Reports as of September 2024 indicate the UP government had acquired nearly 1,000 acres against the stated 1,058-acre footprint, leaving the acquisition status of the remainder unclear from public sources.

Which authorities are responsible for IMC Agra?

UPSIDA is the implementing authority, working with NICDC under the Amritsar-Kolkata Industrial Corridor (AKIC); a State Support Agreement and Shareholder Agreement have been signed between NICDC, the UP government and UPSIDA.

What investment is IMC Agra expected to attract?

The cluster is anticipated to bring in over ₹3,400 crore in investments, according to NICDC and government sources.
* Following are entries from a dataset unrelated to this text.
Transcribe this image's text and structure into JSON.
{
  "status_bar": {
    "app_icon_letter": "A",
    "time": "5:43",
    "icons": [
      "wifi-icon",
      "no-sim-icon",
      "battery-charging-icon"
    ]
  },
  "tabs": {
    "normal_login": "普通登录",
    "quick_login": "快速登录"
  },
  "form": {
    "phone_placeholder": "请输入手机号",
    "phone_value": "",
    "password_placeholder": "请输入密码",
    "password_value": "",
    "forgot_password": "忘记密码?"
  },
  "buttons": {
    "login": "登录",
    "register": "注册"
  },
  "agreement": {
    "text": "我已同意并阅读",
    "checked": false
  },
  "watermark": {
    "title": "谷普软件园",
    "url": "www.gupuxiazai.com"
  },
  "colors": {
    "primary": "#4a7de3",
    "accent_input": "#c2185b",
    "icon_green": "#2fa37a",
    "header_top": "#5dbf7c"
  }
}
What happened to land prices near comparable projects like Jewar Airport?

Documented data shows YEIDA-area plot prices rose from ₹1,600 to ₹2,200 per sq ft between 2019 and 2022 (Anarock), and roughly ₹5,000 to ₹7,000 per sq ft between 2020 and 2024 (Colliers), with YEIDA plots appreciating 94% between FY21 and FY25.

What is the biggest documented risk with projects like this?

Land acquired for industrial townships can remain unused for years amid compensation disputes, as seen at IMT Manesar in Haryana, where much acquired land remained undeveloped and farmers sought its return.

Is Agra IMC part of a larger national programme?

Yes. It is one of 12 industrial smart city projects approved by the CCEA in 2024, with ₹28,602 crore earmarked for trunk infrastructure across all 12 under the National Industrial Corridor Development Programme.